Eu vivo nadando em prazer
ai ai, ui ui,
em luxuri-oh-cidade…

Em tudo que há nesse mundo,
que qualquer um diz: bom, bons,
existe um mal que eu não troco
nem vendo a imagem dos sons
o bem e o mal no meu bloco
ai ai ui ui,
gozam dos dons e nos tons.

Só de pensar me dá luxúria
nas pernas, no olhar e nas ideias
e o corpo brinca com a alma
de vadiar nas boleia
dos caminhão nas estrada
ai ai, ui ui,
pra ter gozo de plebeia.

E como gozarão as santas?
E a onça em pleno cio?
Psiu, não geme tão alto,
te vira na lata, amor mio!
cachorra que gosta de funk
ai ai, ui ui,
pega o trem no assobio.

Caço a noite atrás do dia,
o rabo é quente, é um açoite.
Quem trepa na cama dos outros
não teme lâmina, nem coice.
O cu dos outros não é o nosso,
Ai ai, ui ui,
luxúria nossa de cada noite…

VI
A Avareza

Eu quero tudo pra mim.
Não abro a mão para dar.
Só bebo a seiva da vida,
nem a morte vai tomar.
Eu tranco a vida no cofre
Ai ai ui ui
Avareza vai guardar.

Nem Moliére dormindo
no seu avaro colchão
sonharia com um personagem
sovina que nem meu vilão
que tem medo de perder
Ai ai ui ui
até a poeira do chão.

O meu nado sincronizado
no lago de ouro derretido
cunhou a moeda talismã
de tio Patinhas, no vestido.
Para fantasia avara
Ai ai ui ui
A riqueza é o tecido.

Mesquinho, mão-fechada,
mão-de-vaca, pão-duro e avarento,
são nomes para quem pega
carona nas costas do vento
Ai ai ui ui
E não dá nem um por cento

Uma avara como eu,
que tem vergonha de ser,
é uma vara envergada
nas avarenças do ter
ela só sente a avareza
ai ai ui ui
quando ela teima em são ser.

VII
A Soberba

Eu tenho orgulho de mim
e de tudo o que é meu.
Eu tenho mais é que ter
tudo que querem meus eus:
eles só pedem ao mundo
ai ai ui ui
o mundo todo e até Deus.

Ninguém merece o prazer
que a vida a mim me oferece.
A minha vida se farta
na delícia que se esquece
de tudo e de todos, nem desce!
ai ai ui ui
a vaidade me aquece

O orgulho e a presunção
são balinhas de festim,
se os comparo à arrogância,
projétil largado de mim.
A tirania é meu forte
ai ai ui ui
Eu prendo e mato tudim .

Eu sou melhor que você.
Ninguém consegue alcançar
o lugar onde eu cheguei,
de onde eu posso mandar.
Mando no reino e no rei
ai ai ui ui
Mando o bicho te pegar.

A soberba é minha força
A vaidade me anima
No orgulho eu me sustento
A prepotência me estima
da tirania eu extraio
Ai ai ui ui
As truculências da rima


Romeu e Julieta: como escaparam da tragédia

Um romance paraibano
(Este Romance faz parte do espetáculo A Peleja da voz com a Língua – O Amor)

Romeu

Julieta!

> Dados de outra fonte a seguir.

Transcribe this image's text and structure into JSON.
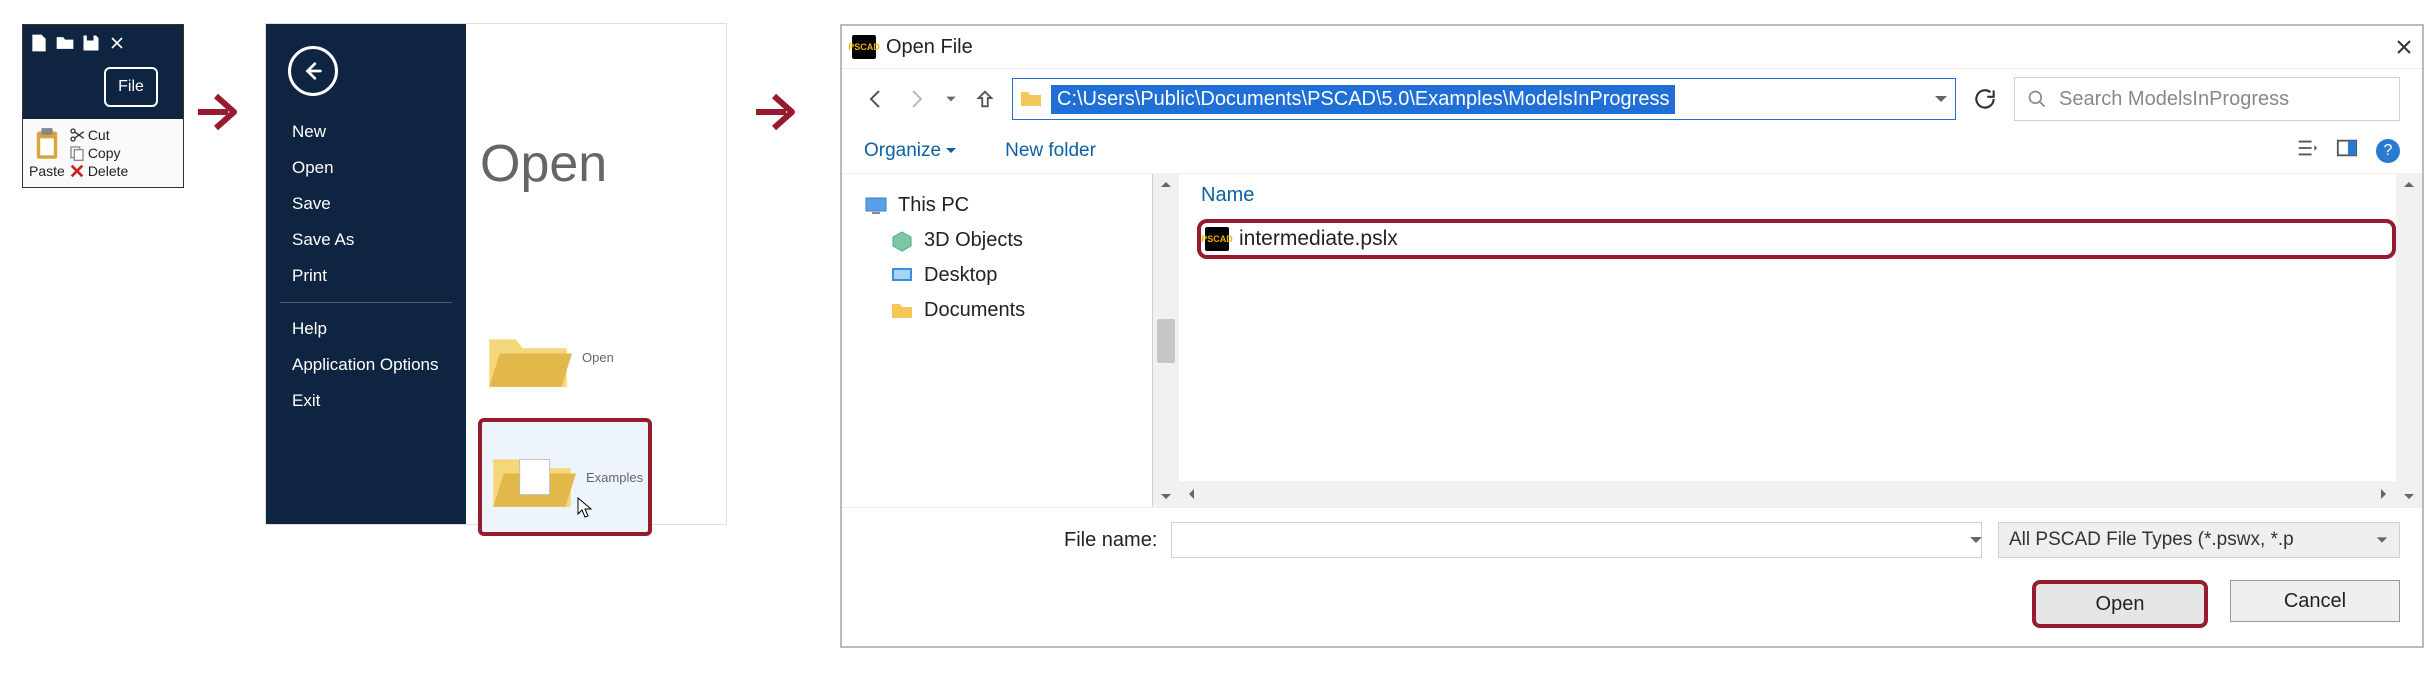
{
  "panel1": {
    "file_tab": "File",
    "paste": "Paste",
    "cut": "Cut",
    "copy": "Copy",
    "delete": "Delete"
  },
  "backstage": {
    "title": "Open",
    "items": [
      "New",
      "Open",
      "Save",
      "Save As",
      "Print",
      "Help",
      "Application Options",
      "Exit"
    ],
    "tile_open": "Open",
    "tile_examples": "Examples"
  },
  "dialog": {
    "title": "Open File",
    "path": "C:\\Users\\Public\\Documents\\PSCAD\\5.0\\Examples\\ModelsInProgress",
    "search_placeholder": "Search ModelsInProgress",
    "organize": "Organize",
    "new_folder": "New folder",
    "colName": "Name",
    "nav": {
      "this_pc": "This PC",
      "threeD": "3D Objects",
      "desktop": "Desktop",
      "documents": "Documents"
    },
    "file": "intermediate.pslx",
    "fn_label": "File name:",
    "type_filter": "All PSCAD File Types (*.pswx, *.p",
    "open": "Open",
    "cancel": "Cancel",
    "help": "?"
  }
}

Julieta! Pareces morta!!!
Não posso acreditar.
Jurei contigo morrer,
mas começo a duvidar…

… se vale a pena partir
sem a certeza de achar
do outro lado da vida
o que mais quero encontrar.

Morreste de amor por mim.
Algo me diz que não devo arriscar.
Sai pra lá punhal safado.
Cadê o frade pra nos salvar?

A madrugada já vem.
Ouço ao longe a cotovia.
Se eu morri, ressuscitei.
Quero ver a luz do dia.

Julieta

Não é a cotovia, é o rouxinol:
Canta para quem anoitece.
Na versão do bardo inglês,
anoitece mas não amanhece.

Romeu

Julieta, será que ouço a tua voz?
Estarei louco? sonhando, talvez!
Eu tento escapar da morte
e tu me salvas da viuvez!

Julieta

Romeu, Romeu, tu não morreste!
Não preciso, portanto, me matar.
Que alívio, fujamos do autor:
Ele planeja nos suicidar.

Romeu

Julieta! Como escapuliste?
Meu docinho de goiaba!
Pela nossa vida amorosa,
Shakespeare é quem se atrasa.

Julieta

Romeu meu queijinho meu!
Há mais perigo em teus olhos
que já viram os olhos meus.
Ai meus olhos! ainda não viram tanto.
Vai cegar-me a luz dos teus.

Romeu

Tu vês perigo em meus olhos?
Queres cegá-los? São teus.
Se o amor é cego, Julieta,
um cego sábio e feliz serei eu.

Julieta

Apressemos o passo:
Isso vai dar em tragédia.
Não quero morrer tão nova,
prefiro viver na comédia.

Romeu

O autor, com o atraso do frade,
quis imitar as desgraças mais cruéis,
tal a de Píramo e Tisbe.
Prefiro viver nos bordéis.

Julieta

Lets go to América!
Aquela! debaixo da linha do Equador,
onde não existe pecado
e tem gente de toda cor.

Romeu

Pampas, praias, caatingas e cascatas,
sambas, maracatus, bossa nova e emboladas;
as mais lindas matas virgens,
e lindas virgens… desmatadas!

Julieta

Vamos logo pro Brasil,
onde a mulher tem razão.
Dona Flor tem dois maridos
e Maria Bonita: as armas e Lampião.

Romeu

Mas primeiro vamos passar
pelo reino de Portugal:
Conhecer o Tejo em Lisboa
e a sua Indústria Naval.

Julieta

Caravelas, Romeuzinho!
Quero visitar em Alcobaça
os túmulos de Pedro e d’ Inez:
Não puderam escapar da desgraça.

Romeu

Pois…
Infelizes os dois sucumbiram
às leis da casa real.
Nossas casas que se danem,
nosso amor é que é real.

Julieta

Mais rápido, Romeu!
não quero meu nome naquela expressão:
“Agora é tarde, Inez é morta”.
Nem morta! quero tal coroação.

Romeu

Brasil, lá vamos nós!
Pra Roliude do nordeste.
Quem era besta de morrer?
Quem quiser que faça o teste.

Julieta

Saímos daquela cova,
nem Shakespeare nos viu.
Enganamos todo mundo.
Atrás de nós?! Nem psiu.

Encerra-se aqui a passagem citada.